5. Preprocessing utilities¶
Preprocessing is an important step in most machine learning pipelines.
Contrary to standard machine learning, where each feature is independently
preprocessed, each time series is independently preprocessed. We modify
most preprocessing tools from scikit-learn accordingly for time series.
These tools can be found in the pyts.prepocessing
module.
5.1. Imputing missing values¶
InterpolationImputer
imputes missing values for each time series
independently using the
scipy.interpolate.interp1d
function. The strategy
parameter controls the strategy used to perform the
interpolation. The following example illustrates the impact of this parameter
on the imputed values.
>>> import numpy as np
>>> from pyts.preprocessing import InterpolationImputer
>>> X = [[1, None, 3, 4], [8, None, 4, None]]

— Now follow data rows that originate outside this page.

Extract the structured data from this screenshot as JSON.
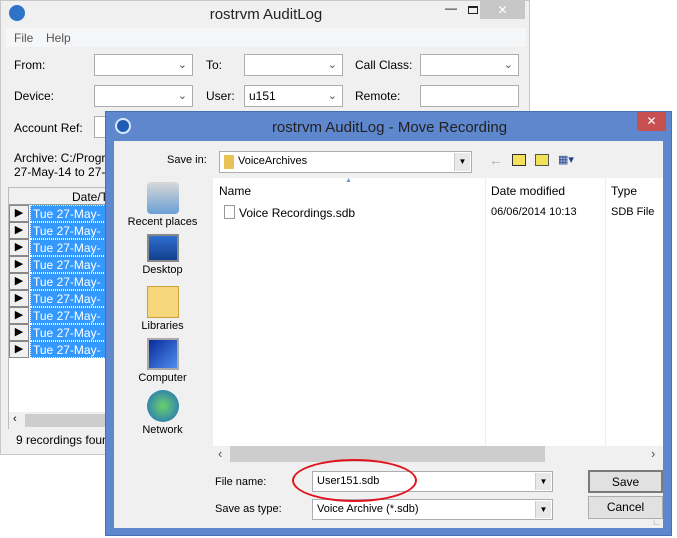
{
  "main": {
    "title": "rostrvm AuditLog",
    "menu": [
      "File",
      "Help"
    ],
    "filters": {
      "from_label": "From:",
      "from_value": "",
      "to_label": "To:",
      "to_value": "",
      "call_class_label": "Call Class:",
      "call_class_value": "",
      "device_label": "Device:",
      "device_value": "",
      "user_label": "User:",
      "user_value": "u151",
      "remote_label": "Remote:",
      "remote_value": "",
      "account_ref_label": "Account Ref:",
      "account_ref_value": ""
    },
    "archive_line1": "Archive: C:/Progr",
    "archive_line2": "27-May-14 to 27-",
    "grid": {
      "header": "Date/T",
      "rows": [
        "Tue 27-May-14",
        "Tue 27-May-14",
        "Tue 27-May-14",
        "Tue 27-May-14",
        "Tue 27-May-14",
        "Tue 27-May-14",
        "Tue 27-May-14",
        "Tue 27-May-14",
        "Tue 27-May-14"
      ],
      "selection_color": "#3399ff"
    },
    "status": "9 recordings foun"
  },
  "dialog": {
    "title": "rostrvm AuditLog - Move Recording",
    "save_in_label": "Save in:",
    "save_in_value": "VoiceArchives",
    "places": [
      "Recent places",
      "Desktop",
      "Libraries",
      "Computer",
      "Network"
    ],
    "columns": [
      "Name",
      "Date modified",
      "Type"
    ],
    "files": [
      {
        "name": "Voice Recordings.sdb",
        "date": "06/06/2014 10:13",
        "type": "SDB File"
      }
    ],
    "file_name_label": "File name:",
    "file_name_value": "User151.sdb",
    "save_as_type_label": "Save as type:",
    "save_as_type_value": "Voice Archive (*.sdb)",
    "save_label": "Save",
    "cancel_label": "Cancel",
    "title_color": "#5f87cd",
    "annotation_color": "#e0141e"
  }
}
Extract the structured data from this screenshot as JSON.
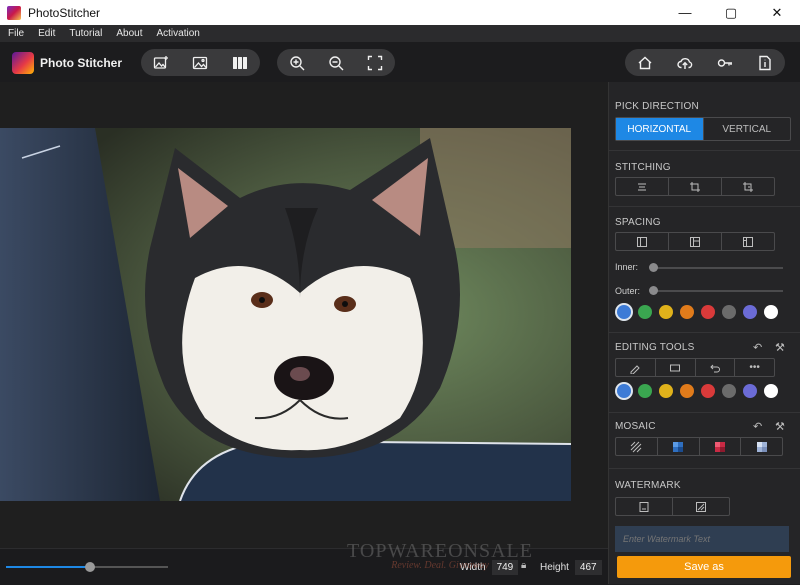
{
  "window": {
    "title": "PhotoStitcher"
  },
  "menu": [
    "File",
    "Edit",
    "Tutorial",
    "About",
    "Activation"
  ],
  "brand": {
    "name": "Photo Stitcher"
  },
  "toolbar": {
    "group1": [
      "add-image-icon",
      "replace-image-icon",
      "columns-icon"
    ],
    "group2": [
      "zoom-in-icon",
      "zoom-out-icon",
      "fit-screen-icon"
    ],
    "group3": [
      "home-icon",
      "upload-cloud-icon",
      "key-icon",
      "info-icon"
    ]
  },
  "panel": {
    "pick_direction": {
      "title": "PICK DIRECTION",
      "options": [
        "HORIZONTAL",
        "VERTICAL"
      ],
      "selected": "HORIZONTAL"
    },
    "stitching": {
      "title": "STITCHING",
      "icons": [
        "align-lines-icon",
        "crop-icon",
        "crop-alt-icon"
      ]
    },
    "spacing": {
      "title": "SPACING",
      "icons": [
        "layout-left-icon",
        "layout-center-icon",
        "layout-right-icon"
      ],
      "inner_label": "Inner:",
      "outer_label": "Outer:",
      "inner_value": 0,
      "outer_value": 0
    },
    "colors": [
      "#3d7bd6",
      "#3aa650",
      "#e0b21b",
      "#e07b1b",
      "#d93a3a",
      "#6b6b6b",
      "#6b6bd6",
      "#ffffff"
    ],
    "editing_tools": {
      "title": "EDITING TOOLS",
      "icons": [
        "pen-icon",
        "rectangle-icon",
        "undo-arrow-icon",
        "more-icon"
      ]
    },
    "mosaic": {
      "title": "MOSAIC",
      "icons": [
        "mosaic-hatch-icon",
        "mosaic-blue-icon",
        "mosaic-red-icon",
        "mosaic-light-icon"
      ]
    },
    "watermark": {
      "title": "WATERMARK",
      "icons": [
        "text-watermark-icon",
        "image-watermark-icon"
      ],
      "placeholder": "Enter Watermark Text"
    }
  },
  "bottom": {
    "zoom_fraction": 0.52,
    "width_label": "Width",
    "width_value": "749",
    "height_label": "Height",
    "height_value": "467",
    "save_label": "Save as",
    "watermark_main": "TOPWAREONSALE",
    "watermark_sub": "Review. Deal. Giveaway"
  }
}
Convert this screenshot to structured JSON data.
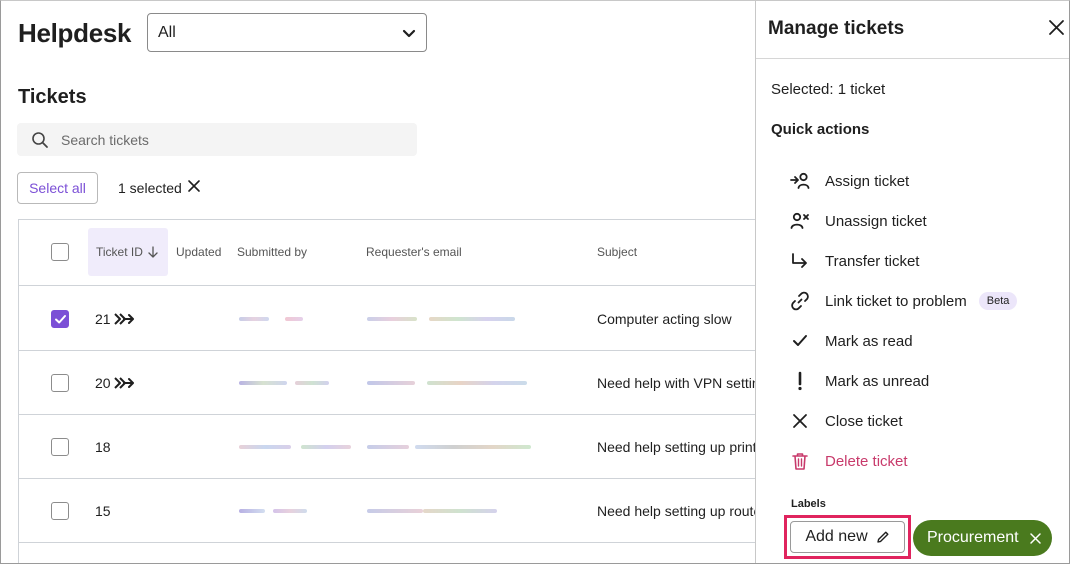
{
  "app": {
    "title": "Helpdesk",
    "view_filter": "All"
  },
  "tickets": {
    "title": "Tickets",
    "search_placeholder": "Search tickets",
    "select_all_label": "Select all",
    "selected_count": "1 selected",
    "columns": {
      "ticket_id": "Ticket ID",
      "updated": "Updated",
      "submitted_by": "Submitted by",
      "email": "Requester's email",
      "subject": "Subject"
    },
    "rows": [
      {
        "id": "21",
        "subject": "Computer acting slow",
        "checked": true,
        "forwarded": true
      },
      {
        "id": "20",
        "subject": "Need help with VPN setting",
        "checked": false,
        "forwarded": true
      },
      {
        "id": "18",
        "subject": "Need help setting up printer",
        "checked": false,
        "forwarded": false
      },
      {
        "id": "15",
        "subject": "Need help setting up router",
        "checked": false,
        "forwarded": false
      }
    ]
  },
  "panel": {
    "title": "Manage tickets",
    "selected": "Selected: 1 ticket",
    "quick_actions_title": "Quick actions",
    "actions": [
      {
        "label": "Assign ticket",
        "icon": "assign-icon"
      },
      {
        "label": "Unassign ticket",
        "icon": "unassign-icon"
      },
      {
        "label": "Transfer ticket",
        "icon": "transfer-icon"
      },
      {
        "label": "Link ticket to problem",
        "icon": "link-icon",
        "badge": "Beta"
      },
      {
        "label": "Mark as read",
        "icon": "checkmark-icon"
      },
      {
        "label": "Mark as unread",
        "icon": "exclamation-icon"
      },
      {
        "label": "Close ticket",
        "icon": "close-icon"
      },
      {
        "label": "Delete ticket",
        "icon": "trash-icon"
      }
    ],
    "labels_title": "Labels",
    "add_new_label": "Add new",
    "tag_label": "Procurement"
  },
  "colors": {
    "accent": "#7b4fd6",
    "danger": "#c83a6b",
    "tag_green": "#4a7a1e",
    "highlight": "#e0245e"
  }
}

>>> imputer = InterpolationImputer()
>>> imputer.transform(X)
array([[1., 2., 3., 4.],
[8., 6., 4., 2.]])
>>> imputer.set_params(strategy='previous')
>>> imputer.transform(X)
array([[1., 1., 3., 4.],
[8., 8., 4., 4.]])
5.2. Scaling¶
Scaling consists in transforming linearly a time series. Several scaling tools are made available:
StandardScaler
: each time series has zero mean and unit variance,MinMaxScaler
: each time series is scaled in a given range,MaxAbsScaler
: each time series is scaled by its maximum absolute value,RobustScaler
: each time series is scaled using statistics that are robust to outliers.
5.3. Non-linear transformation¶
Some algorithms make assumptions on the distribution of the data. Therefore it can be useful to transform time series so that they approximatively follow a given distribution. Two tools are made available:
PowerTransformer
: each time series is transformed to be more Gaussian-like,QuantileTransformer
: each time series is transformed using quantile information.